Gisteravond belde PostNL aan met slechts één doos wijn onder de arm in plaats van de bestelde twee dozen. “Hé, weet u zeker dat u maar één doos voor me heeft?” Jawel, de natgeregende bezorger wist het zeker en sprong weer snel in zijn bestelbus. Getverderrie, heb ik hier misschien een mailtje over gehad? Nee dus. Irritatie. Nou ja, dan zal ik morgenochtend maar even bellen en ik hoop maar dat het geen welles nietes discussie gaat worden want daar heb ik geen zin in maar gelukkig heb ik niks getekend (bezorgdheid = angst). Vervolgens komt daar, zoals zo vaak met enige vertraging, het besef dat ik me onevenredig druk maak om zoiets ‘kleins’. Dit gaat toch helemaal nergens over? Man, doe toch even rustig en verbeeld je toch niet van te voren allerlei dingen en rampscenario’s. Jeetje, dit slaat echt helemaal nergens meer op.

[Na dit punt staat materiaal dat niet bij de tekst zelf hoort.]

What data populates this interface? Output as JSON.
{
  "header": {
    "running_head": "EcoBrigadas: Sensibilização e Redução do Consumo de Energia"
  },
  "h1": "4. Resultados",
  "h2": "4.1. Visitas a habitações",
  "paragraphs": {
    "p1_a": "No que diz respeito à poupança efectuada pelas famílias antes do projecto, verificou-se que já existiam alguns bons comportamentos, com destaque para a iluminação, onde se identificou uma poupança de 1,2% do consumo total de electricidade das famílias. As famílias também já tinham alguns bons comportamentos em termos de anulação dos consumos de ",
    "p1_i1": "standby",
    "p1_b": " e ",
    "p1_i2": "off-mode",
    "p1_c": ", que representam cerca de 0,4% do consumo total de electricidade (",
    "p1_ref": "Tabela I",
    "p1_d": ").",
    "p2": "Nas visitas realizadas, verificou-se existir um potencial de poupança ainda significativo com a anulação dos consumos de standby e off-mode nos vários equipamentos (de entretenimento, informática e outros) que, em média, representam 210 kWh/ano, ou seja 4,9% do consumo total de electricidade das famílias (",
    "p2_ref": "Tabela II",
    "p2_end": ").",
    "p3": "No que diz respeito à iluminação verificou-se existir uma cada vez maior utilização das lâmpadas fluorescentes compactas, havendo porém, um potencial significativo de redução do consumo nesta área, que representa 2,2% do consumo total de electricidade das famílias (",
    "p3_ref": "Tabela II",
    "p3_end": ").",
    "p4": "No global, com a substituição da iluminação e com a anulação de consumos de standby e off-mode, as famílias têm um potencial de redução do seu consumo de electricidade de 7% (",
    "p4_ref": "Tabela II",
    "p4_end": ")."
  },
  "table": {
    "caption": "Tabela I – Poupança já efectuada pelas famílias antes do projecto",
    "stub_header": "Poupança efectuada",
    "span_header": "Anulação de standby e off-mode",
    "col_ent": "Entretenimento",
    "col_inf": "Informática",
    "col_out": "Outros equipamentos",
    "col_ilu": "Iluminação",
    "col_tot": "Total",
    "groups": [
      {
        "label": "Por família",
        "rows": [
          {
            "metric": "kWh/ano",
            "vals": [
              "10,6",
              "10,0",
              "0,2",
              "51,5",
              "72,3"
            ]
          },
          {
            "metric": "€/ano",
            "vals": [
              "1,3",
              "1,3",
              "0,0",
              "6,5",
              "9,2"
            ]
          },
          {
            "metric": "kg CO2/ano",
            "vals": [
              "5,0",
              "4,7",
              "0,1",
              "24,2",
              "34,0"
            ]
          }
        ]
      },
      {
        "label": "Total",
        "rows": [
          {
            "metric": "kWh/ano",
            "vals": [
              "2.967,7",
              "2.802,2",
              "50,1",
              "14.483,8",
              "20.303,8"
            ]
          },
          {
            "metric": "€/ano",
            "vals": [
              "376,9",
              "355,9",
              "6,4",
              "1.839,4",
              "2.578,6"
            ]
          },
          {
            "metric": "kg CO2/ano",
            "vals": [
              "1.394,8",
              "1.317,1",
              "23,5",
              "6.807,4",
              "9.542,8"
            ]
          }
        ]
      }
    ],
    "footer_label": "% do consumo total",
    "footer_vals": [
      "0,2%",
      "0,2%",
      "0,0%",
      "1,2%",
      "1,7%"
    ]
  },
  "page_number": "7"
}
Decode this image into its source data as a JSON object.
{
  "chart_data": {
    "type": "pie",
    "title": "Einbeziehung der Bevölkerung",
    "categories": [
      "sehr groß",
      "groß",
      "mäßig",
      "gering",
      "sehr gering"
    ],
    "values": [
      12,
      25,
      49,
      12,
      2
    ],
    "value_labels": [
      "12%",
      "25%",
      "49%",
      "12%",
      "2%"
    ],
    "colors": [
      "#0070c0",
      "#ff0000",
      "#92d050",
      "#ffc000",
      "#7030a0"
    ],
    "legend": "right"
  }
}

Al met al een mooie illustratie dat het voor het ego niet zo veel uitmaakt. Zelfs als je nuchter moet vaststellen dat dit een storm in een glas water is, valt er evengoed een vergevingsles te leren als wanneer inbrekers mijn hele huisraad zouden stelen. De confrontatie met de eerste regel van werkboekles 348 is dan ook best confronterend: Ik heb geen reden tot woede of angst.. “Geen reden, geen reden??!! Natuurlijk heb ik wel een reden!! Ze hebben gewoon niet geleverd wat afgesproken was, mij daar niet van te voren over geïnformeerd en nu moet ik er weer achter aan, een ander bezorgmoment afspreken en en en….” De Heilige Geest lacht vriendelijk en kijk me aan. Hij herhaalt: geen reden. Elke keer is het weer confronterend om zo met het fenomeen projectie te worden geconfronteerd. En de Stem gaat nog even door om uit te leggen hoe het wel zit: want U omringt mij. En in elke behoefte die ik zie, is Uw genade mij genoeg.
Eerst wat onnodige schaamte. Hoe kan ik toch zo hardleers zijn en zeker omdat het zoiets totaal banaals is als een foutje bij een bestelling? Maar er is geen rangorde in ellende. Dit gebeuren is een symptoom van een ziekte in de denkgeest die nu, nogmaals, gezien kan worden zodat ik mag leren te vergeven. Dus ga ik terug naar de irritatie en de angst. Ik ga erin staan en kijk wat er gebeurt als ik me blootstel aan de zin “ik heb hier geen reden voor”. Nu luister ik zonder direct een weerwoord te bieden. Ik overweeg de mogelijkheid dat dit wáár is, dat ik dit echt mezelf aandoe. Het wonder dient zich snel aan. De trouw van Liefde ontroert me telkens weer. Slechts deze kleine bereidheid om Hem te laten kijken, opnieuw te kiezen is genoeg. Onmiddellijk raakt Hij mijn hart aan. Direct is er sprake van dat wonderlijke “oplossen”. Het is niet dat ik een soort cognitieve geruststelling krijg dat die tweede doos met wijn wel een keer komt. Nee, de bodem valt totaal uit dit hele voorval. De uitkomst doet er gewoonweg niet meer zo toe. Natuurlijk ga ik straks bellen en hoop ik mijn wijnvoorraadje aan te kunnen vullen zoals gepland. Maar de kramp is weggenomen, een wondertje? Nee, een wonder. Hierbij de rest van Les 348:
Vader, laat mij gedenken dat U hier bent en dat ik niet alleen ben. Eeuwigdurende Liefde omringt mij. Ik heb geen reden tot iets anders dan de volmaakte vrede en vreugde die ik met U deel. Welke behoefte heb ik aan kwaadheid of angst? Volmaakte veiligheid omringt mij. Kan ik bang zijn, als Uw eeuwige belofte mij vergezelt? Volmaakte zondeloosheid omringt mij. Wat kan ik vrezen, wanneer U mij geschapen hebt in een heiligheid als de Uwe zo volmaakt?
Gods genade is ons genoeg in alles wat Hij ons wil laten doen. En dat alleen kiezen we tot onze wil, evenzeer als het de Zijne is.
Haha ….. geweldig zulke voorbeelden, recht uit de praktijk, dank Simon.
‘Ik zou in deze situatie vrede kunnen zien in plaats van wat ik er nu in zie’ les 34.
Ik ben maar weer eens met de werkboeklessen begonnen, heb het nooit afgemaakt maar besef inmiddels wel dat ze heel belangrijk zijn.